The health centre’s perils, he says, are worrisome to both staff and patients.

“We get a lot of medical equipment and drugs as a hospital that the storeroom, which used to serve as the maternity wing, cannot hold considering its capacity.

“Drugs as well as medical equipment are being kept even in corridors, which is not safe at all,” Chambuluka says.

But that is not all.

Even HTC services are conducted in an environment that does not offer privacy.

“HTC is being conducted in a room health surveillance assistants operate from, the room is so small that it can hardly accommodate a couple that seeks HTC services from the health centre,” Chambuluka told journalists who were on a tour of health facilities in Nkhata Bay organised by Malawi Health Equity Network (Mhen).

Despite the challenges, Chambuluka says, with the assistance of Improved Service for Aids and Basic Health Care through Empowerment and Local Democracy (Isabel), a project being implemented by the Livingstonia Synod Aids Programme (Lisap), the future looks promising.

“Yes, we don’t have the much needed network, electricity even the space itself is limited but we are hopeful that things will get better. Through the project, HACs and Village Health Committees (VHCs) have been trained in how to indentify challenges, make priorities and engage duty bearers on how to resolve them,” Chambuluka says, recounting the success of the project that is being funded by European Commission through Edinburg Medical Mission Service.

HAC in collaboration with VHC have identified the network challenges, shortage of staff and the need for an OPD structure as immediate needs at Nthungwa Health Centre.
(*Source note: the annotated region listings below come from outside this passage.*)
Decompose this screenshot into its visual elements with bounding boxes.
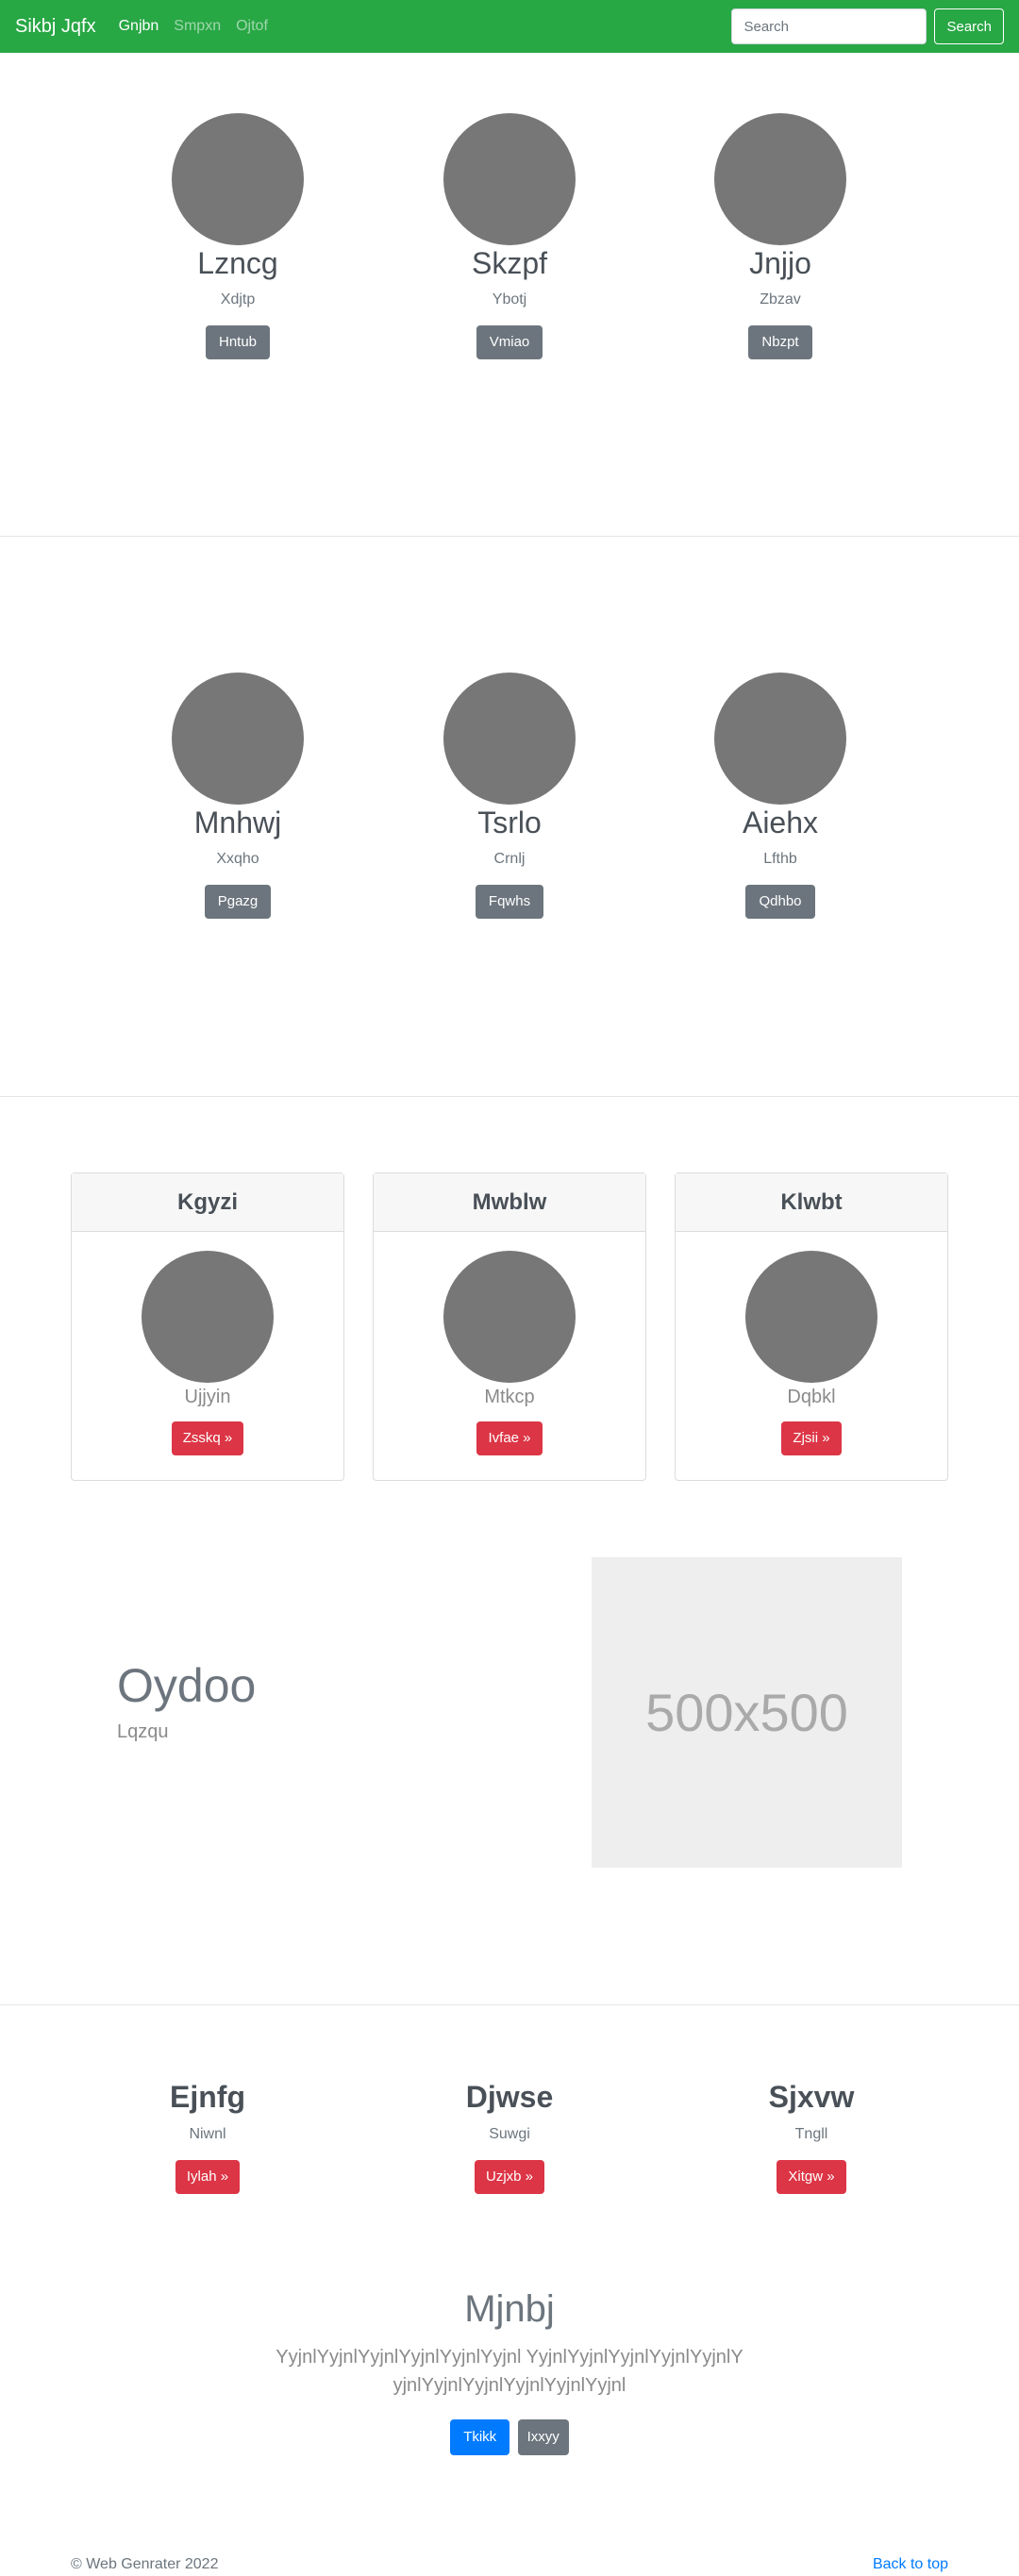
- profile-name: Jnjjo: [749, 246, 811, 280]
- avatar: [443, 113, 576, 245]
- section-divider: [0, 2004, 1019, 2005]
- profile-name: Mnhwj: [193, 806, 282, 839]
- profile-button[interactable]: Pgazg: [204, 885, 272, 920]
- card-button[interactable]: Zsskq »: [171, 1421, 244, 1455]
- profile-button[interactable]: Qdhbo: [745, 885, 815, 920]
- profile-button[interactable]: Vmiao: [476, 325, 543, 360]
- column-button[interactable]: Uzjxb »: [474, 2160, 545, 2194]
- profile-subtitle: Ybotj: [492, 291, 527, 308]
- feature-title: Oydoo: [117, 1659, 257, 1712]
- back-to-top-link[interactable]: Back to top: [873, 2556, 948, 2573]
- nav-link-2[interactable]: Smpxn: [174, 18, 221, 35]
- card-button[interactable]: Ivfae »: [476, 1421, 543, 1455]
- card-1: Kgyzi Ujjyin Zsskq »: [71, 1172, 344, 1481]
- profile-6: Aiehx Lfthb Qdhbo: [686, 673, 875, 920]
- section-divider: [0, 536, 1019, 537]
- profile-3: Jnjjo Zbzav Nbzpt: [686, 113, 875, 360]
- profile-subtitle: Xxqho: [216, 851, 259, 868]
- avatar: [745, 1251, 877, 1383]
- avatar: [714, 673, 846, 805]
- profile-button[interactable]: Hntub: [205, 325, 271, 360]
- card-button[interactable]: Zjsii »: [781, 1421, 842, 1455]
- footer-copyright: © Web Genrater 2022: [71, 2556, 219, 2572]
- profile-4: Mnhwj Xxqho Pgazg: [143, 673, 332, 920]
- profile-5: Tsrlo Crnlj Fqwhs: [415, 673, 604, 920]
- column-title: Ejnfg: [170, 2080, 245, 2114]
- card-2: Mwblw Mtkcp Ivfae »: [373, 1172, 646, 1481]
- profile-2: Skzpf Ybotj Vmiao: [415, 113, 604, 360]
- brand-link[interactable]: Sikbj Jqfx: [15, 16, 96, 38]
- profile-name: Tsrlo: [477, 806, 542, 839]
- column-2: Djwse Suwgi Uzjxb »: [387, 2080, 632, 2194]
- profile-subtitle: Crnlj: [493, 851, 526, 868]
- card-header: Klwbt: [676, 1173, 947, 1232]
- hero-actions: Tkikk Ixxyy: [0, 2419, 1019, 2455]
- avatar: [172, 113, 304, 245]
- profile-button[interactable]: Fqwhs: [475, 885, 544, 920]
- profile-button[interactable]: Nbzpt: [748, 325, 812, 360]
- profile-subtitle: Lfthb: [763, 851, 797, 868]
- column-subtitle: Niwnl: [189, 2126, 226, 2142]
- card-subtitle: Mtkcp: [484, 1387, 535, 1407]
- column-1: Ejnfg Niwnl Iylah »: [85, 2080, 330, 2194]
- column-subtitle: Suwgi: [489, 2126, 530, 2142]
- card-3: Klwbt Dqbkl Zjsii »: [675, 1172, 948, 1481]
- column-title: Sjxvw: [768, 2080, 855, 2114]
- profile-1: Lzncg Xdjtp Hntub: [143, 113, 332, 360]
- profile-name: Aiehx: [742, 806, 819, 839]
- column-subtitle: Tngll: [794, 2126, 828, 2142]
- avatar: [714, 113, 846, 245]
- nav-link-3[interactable]: Ojtof: [236, 18, 268, 35]
- profile-name: Skzpf: [471, 246, 548, 280]
- card-header: Kgyzi: [72, 1173, 343, 1232]
- hero-secondary-button[interactable]: Ixxyy: [517, 2419, 569, 2455]
- avatar: [172, 673, 304, 805]
- card-subtitle: Ujjyin: [184, 1387, 231, 1407]
- nav-link-1[interactable]: Gnjbn: [119, 18, 159, 35]
- column-button[interactable]: Iylah »: [175, 2160, 241, 2194]
- navbar: Sikbj Jqfx Gnjbn Smpxn Ojtof Search: [0, 0, 1019, 53]
- profile-subtitle: Zbzav: [760, 291, 801, 308]
- avatar: [443, 1251, 576, 1383]
- section-divider: [0, 1096, 1019, 1097]
- hero-title: Mjnbj: [464, 2288, 555, 2330]
- placeholder-image: 500x500: [592, 1557, 902, 1868]
- search-input[interactable]: [731, 8, 927, 44]
- profile-name: Lzncg: [197, 246, 278, 280]
- avatar: [443, 673, 576, 805]
- profile-subtitle: Xdjtp: [220, 291, 256, 308]
- column-title: Djwse: [465, 2080, 554, 2114]
- avatar: [142, 1251, 274, 1383]
- hero-primary-button[interactable]: Tkikk: [450, 2419, 510, 2455]
- column-button[interactable]: Xitgw »: [777, 2160, 846, 2194]
- card-header: Mwblw: [374, 1173, 645, 1232]
- column-3: Sjxvw Tngll Xitgw »: [689, 2080, 934, 2194]
- card-subtitle: Dqbkl: [787, 1387, 836, 1407]
- hero-lead: YyjnlYyjnlYyjnlYyjnlYyjnlYyjnl YyjnlYyjn…: [276, 2347, 743, 2396]
- search-button[interactable]: Search: [934, 8, 1004, 44]
- feature-subtitle: Lqzqu: [117, 1721, 169, 1742]
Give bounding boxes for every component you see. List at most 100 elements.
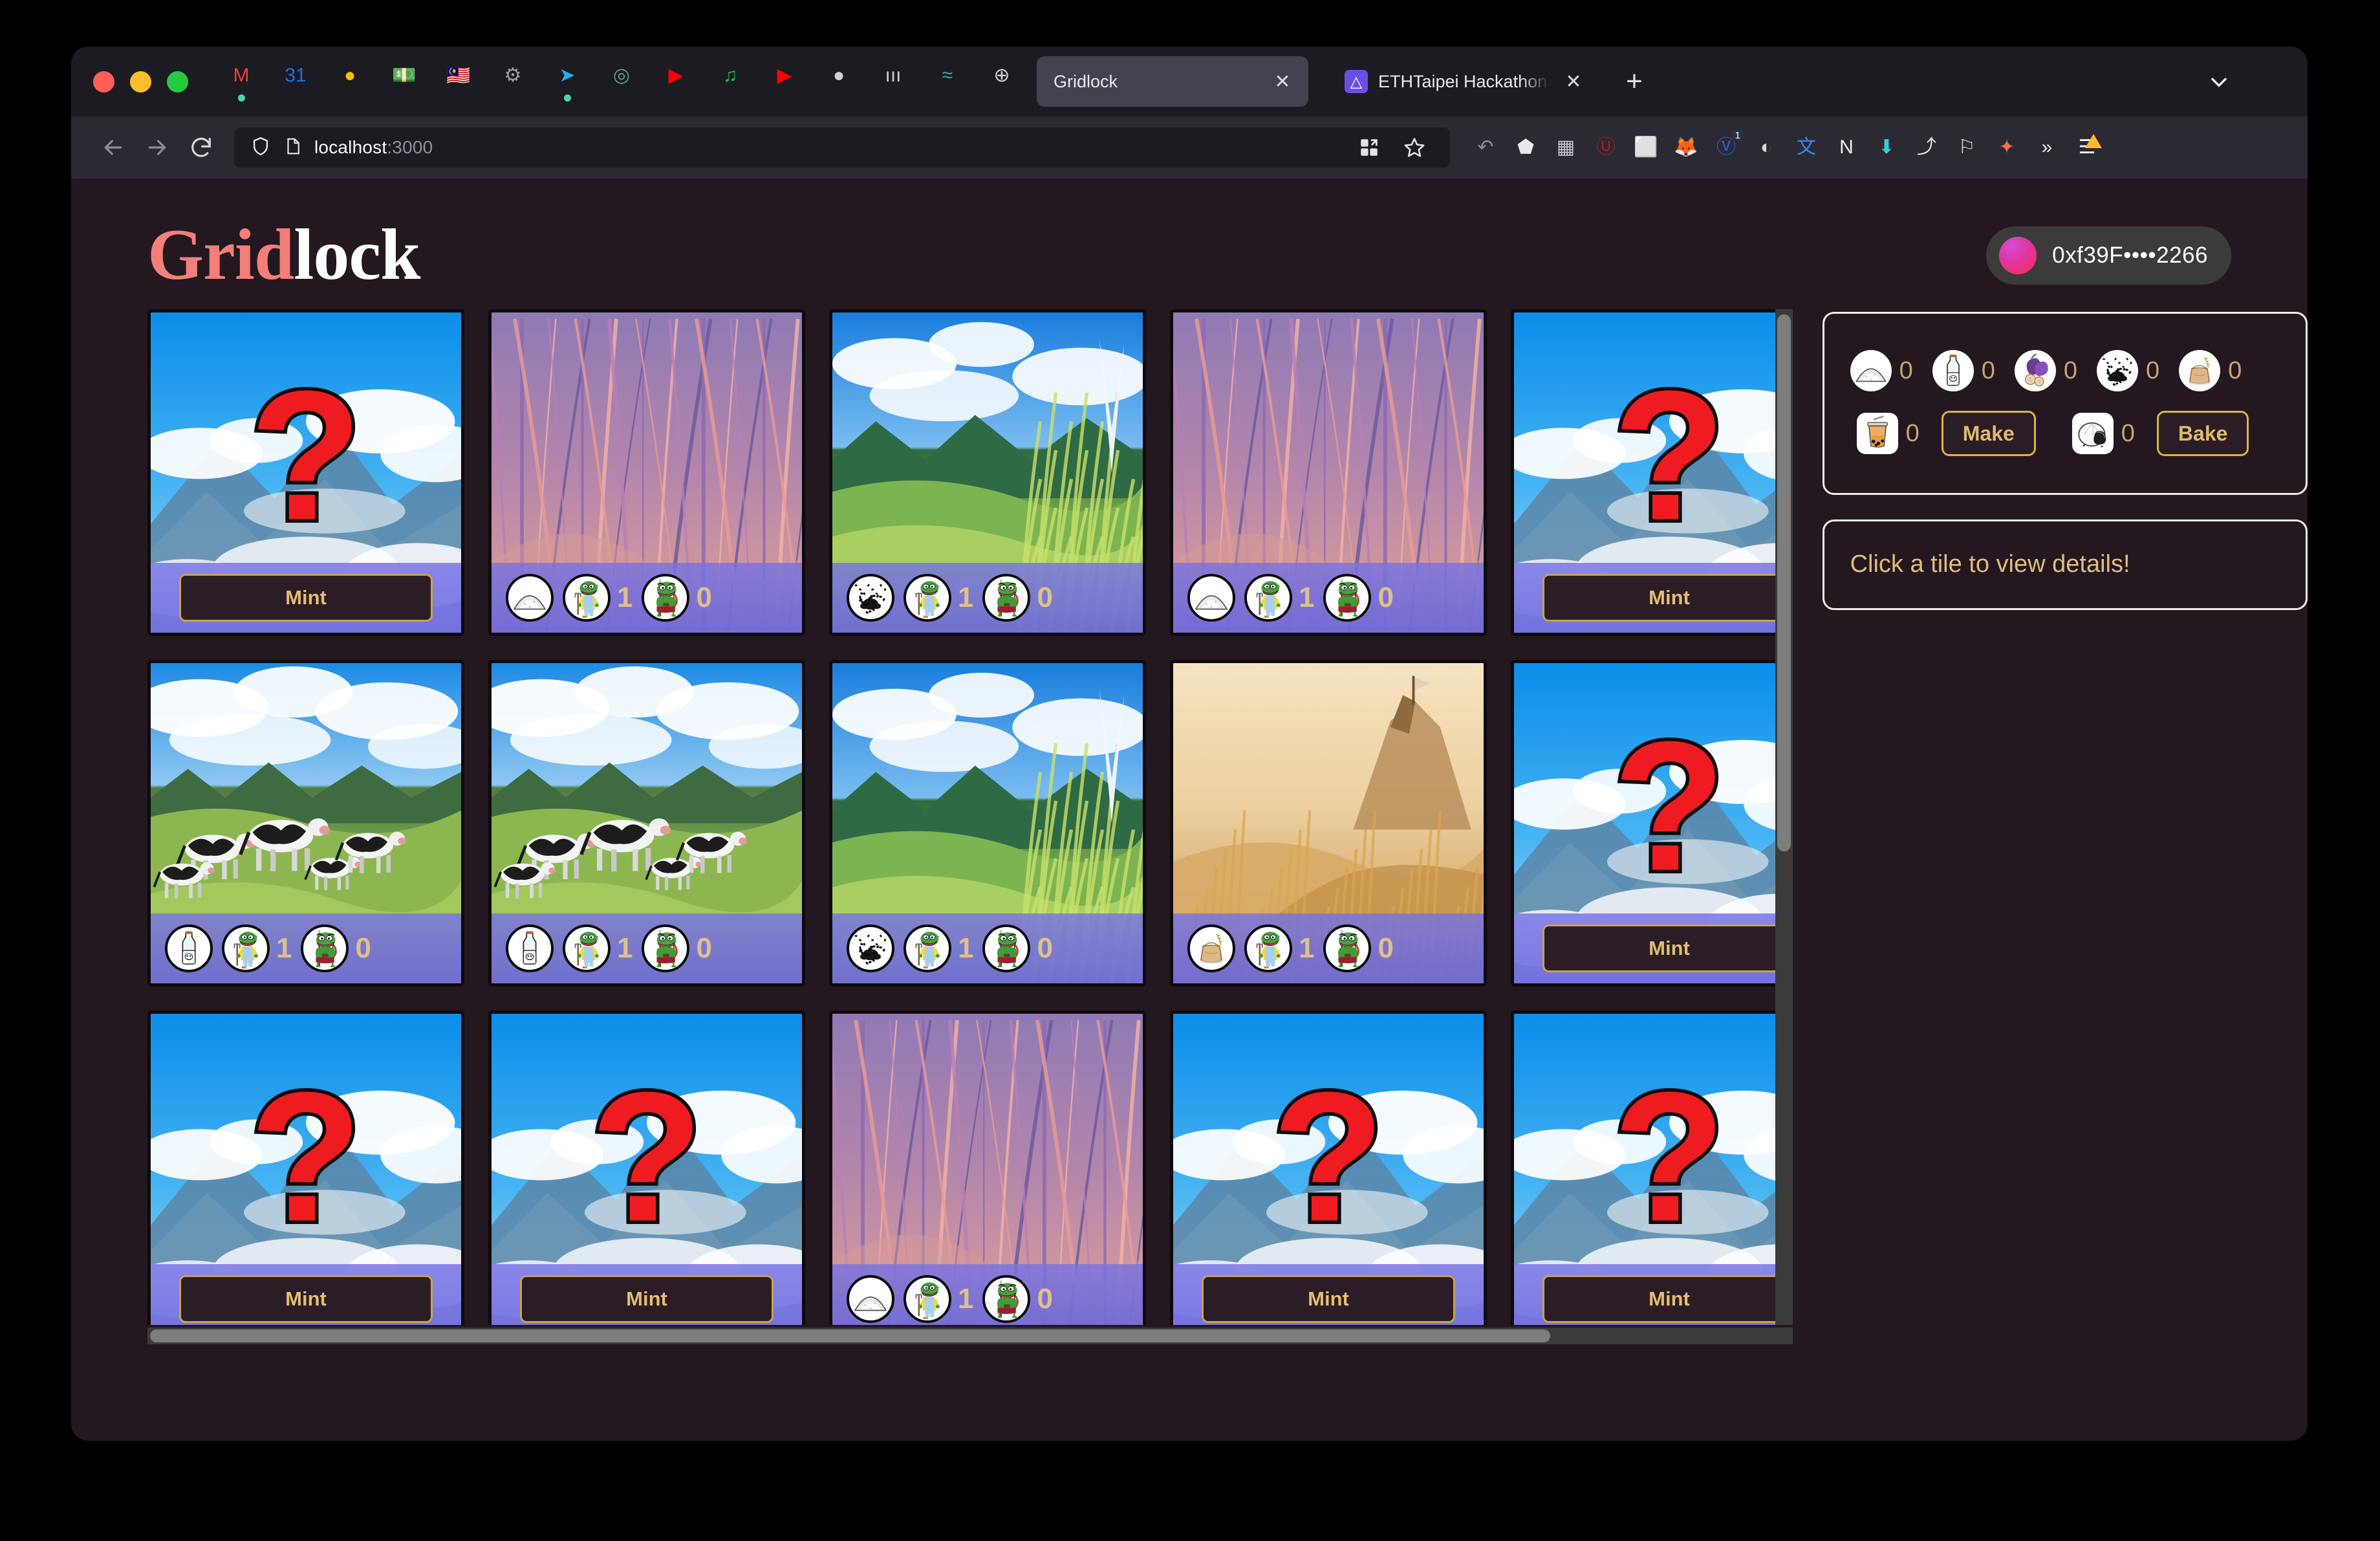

“We are already courting authorities on the need for reliable network in the area. The problem was raised with mobile phone companies but they are yet to look into it.

“The OPD structure is at foundation level following community member contributions and the assistance we solicited from [Grace] Obama Chiumia,” Banda says.

When Programmes Manager, Rosemary Kambewa, says HACs and VHCs that were trained have demonstrated positive results.

“Some committees are playing their role well compared to others. Others, though, are still behind. However, we are overall impressed with the progress,” Kambewa says.

Perhaps Nthungwa Health Centre will shake off its hitches.